Korsch telescope

When Korsch telescope reflector telescopes are called derived from the Cassegrain telescope and differ from them by a third active optical element ( mirror ). As a major advantage to a flat field and less scattered light results in the imaging plane. It consists of an ellipsoidal primary mirror, a hyperbolic secondary mirror, an ellipsoidal Tertärspiegel and, depending on the severity, of one or more planning auxiliary mirrors. The major advantages of this optical structure in the image quality to be bought by a high expense in the calculation and production of aspheric mirror and by very small adjustment tolerances; Furthermore, the results due to the required deflection mirror a perforated annular image.

The construction is based on a design by the American G. Dietrich Korsch and in 1978 was patented.

The most common Korsch telescope is the planned James Webb Space Telescope. Similarly, the proposed Euclid mission of ESA and the 2- m telescope of the planned satellite SNAP is based on a Korsch design.
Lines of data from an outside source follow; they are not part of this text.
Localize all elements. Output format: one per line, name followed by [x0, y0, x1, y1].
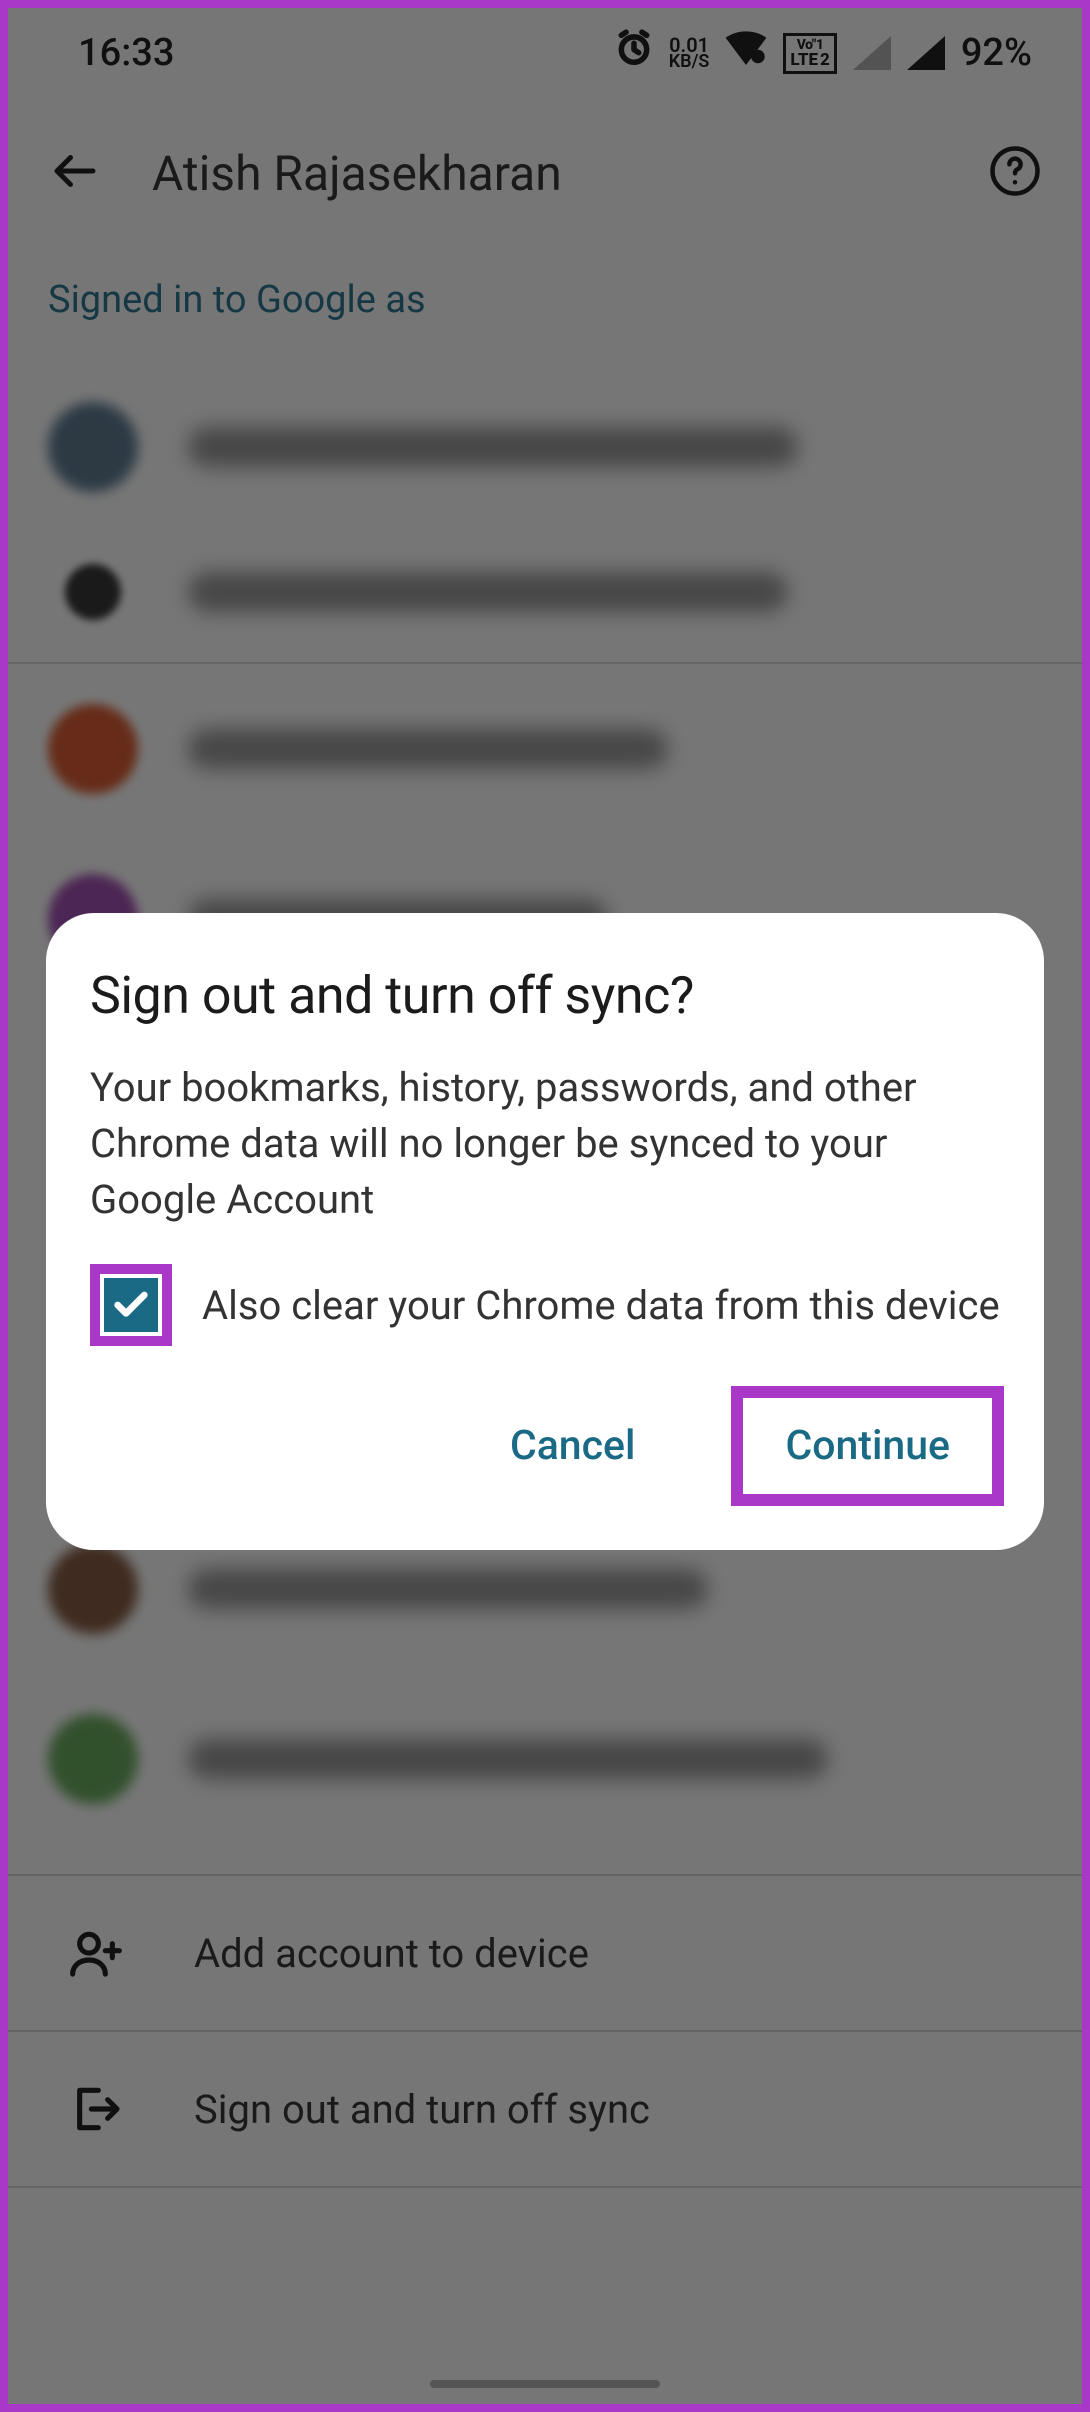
clear-data-checkbox[interactable] — [104, 1278, 158, 1332]
cancel-button[interactable]: Cancel — [474, 1398, 672, 1494]
continue-button[interactable]: Continue — [749, 1398, 986, 1494]
checkbox-highlight — [90, 1264, 172, 1346]
signout-dialog: Sign out and turn off sync? Your bookmar… — [46, 913, 1044, 1550]
checkbox-label: Also clear your Chrome data from this de… — [202, 1282, 1004, 1329]
dialog-title: Sign out and turn off sync? — [90, 965, 1004, 1026]
gesture-bar[interactable] — [430, 2380, 660, 2388]
check-icon — [111, 1285, 151, 1325]
continue-highlight: Continue — [731, 1386, 1004, 1506]
dialog-body: Your bookmarks, history, passwords, and … — [90, 1060, 1004, 1228]
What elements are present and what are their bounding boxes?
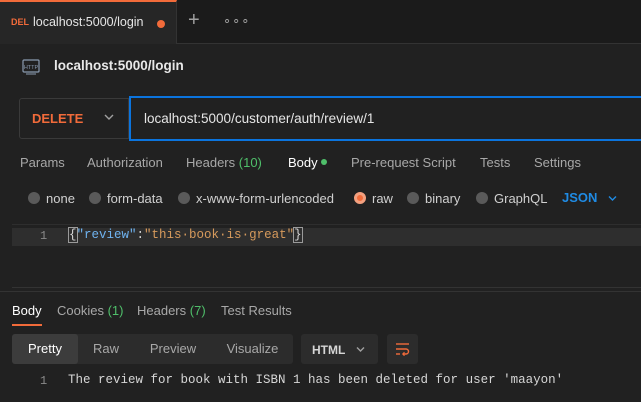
chevron-down-icon[interactable]	[607, 193, 618, 204]
response-divider[interactable]	[0, 291, 641, 292]
body-format-select[interactable]: JSON	[562, 190, 597, 205]
code-brace-open: {	[68, 227, 78, 243]
radio-label: raw	[372, 191, 393, 206]
tab-pre-request-script[interactable]: Pre-request Script	[351, 155, 456, 170]
headers-count: (7)	[189, 303, 206, 318]
more-tabs-icon[interactable]: ∘∘∘	[223, 13, 250, 29]
wrap-lines-icon	[396, 343, 410, 356]
tab-bar: DEL localhost:5000/login + ∘∘∘	[0, 0, 641, 44]
radio-circle	[407, 192, 419, 204]
radio-circle-selected	[354, 192, 366, 204]
tab-method-badge: DEL	[11, 17, 29, 27]
radio-circle	[28, 192, 40, 204]
response-tab-body[interactable]: Body	[12, 303, 42, 318]
radio-circle	[178, 192, 190, 204]
response-body-text: The review for book with ISBN 1 has been…	[68, 373, 564, 387]
radio-circle	[476, 192, 488, 204]
chevron-down-icon	[104, 114, 114, 120]
cookies-count: (1)	[107, 303, 124, 318]
headers-label: Headers	[137, 303, 187, 318]
editor-code-line[interactable]: {"review":"this·book·is·great"}	[68, 227, 303, 243]
method-select[interactable]: DELETE	[19, 98, 129, 139]
chevron-down-icon	[356, 347, 365, 352]
response-line-number: 1	[40, 374, 48, 388]
tab-headers-label: Headers	[186, 155, 236, 170]
unsaved-dot	[157, 20, 165, 28]
cookies-label: Cookies	[57, 303, 104, 318]
radio-label: binary	[425, 191, 461, 206]
request-name[interactable]: localhost:5000/login	[54, 58, 184, 73]
radio-label: none	[46, 191, 75, 206]
code-key: "review"	[76, 228, 137, 242]
response-format-label: HTML	[312, 343, 346, 357]
editor-line-number: 1	[40, 229, 48, 243]
tab-headers[interactable]: Headers (10)	[186, 155, 262, 170]
request-tab[interactable]: DEL localhost:5000/login	[0, 0, 177, 44]
code-colon: :	[136, 228, 145, 242]
tab-params[interactable]: Params	[20, 155, 65, 170]
code-value: "this·book·is·great"	[144, 228, 295, 242]
tab-title: localhost:5000/login	[33, 15, 144, 29]
method-label: DELETE	[32, 111, 84, 126]
response-format-select[interactable]: HTML	[301, 334, 378, 364]
tab-body[interactable]: Body	[288, 155, 318, 170]
wrap-lines-button[interactable]	[387, 334, 418, 364]
radio-circle	[89, 192, 101, 204]
svg-text:HTTP: HTTP	[24, 65, 39, 71]
tab-authorization[interactable]: Authorization	[87, 155, 163, 170]
tab-headers-count: (10)	[238, 155, 262, 170]
response-tab-headers[interactable]: Headers (7)	[137, 303, 206, 318]
code-brace-close: }	[293, 227, 303, 243]
view-raw-button[interactable]: Raw	[78, 334, 134, 364]
body-indicator-dot	[321, 159, 327, 165]
radio-label: form-data	[107, 191, 163, 206]
radio-label: x-www-form-urlencoded	[196, 191, 334, 206]
tab-tests[interactable]: Tests	[480, 155, 510, 170]
tab-settings[interactable]: Settings	[534, 155, 581, 170]
view-visualize-button[interactable]: Visualize	[212, 334, 293, 364]
url-input[interactable]	[129, 96, 641, 141]
active-tab-underline	[12, 324, 42, 326]
view-preview-button[interactable]: Preview	[134, 334, 212, 364]
view-pretty-button[interactable]: Pretty	[12, 334, 78, 364]
radio-label: GraphQL	[494, 191, 548, 206]
response-tab-cookies[interactable]: Cookies (1)	[57, 303, 123, 318]
http-icon: HTTP	[22, 59, 40, 75]
response-tab-test-results[interactable]: Test Results	[221, 303, 292, 318]
new-tab-button[interactable]: +	[188, 10, 200, 30]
In addition, some existing and planned Earth observation satellites ( MTG, EnMAP, Persona ) are based on dreispiegeligen constructions on Korsch base in offset arrangement of the optical axis ( Schiefspiegler ). The Kodak company also offers the telescope as a finished assembly, which is sometimes also used in a modified series of Earth observation satellites, such as the OrbView, IKONOS and GeoEye.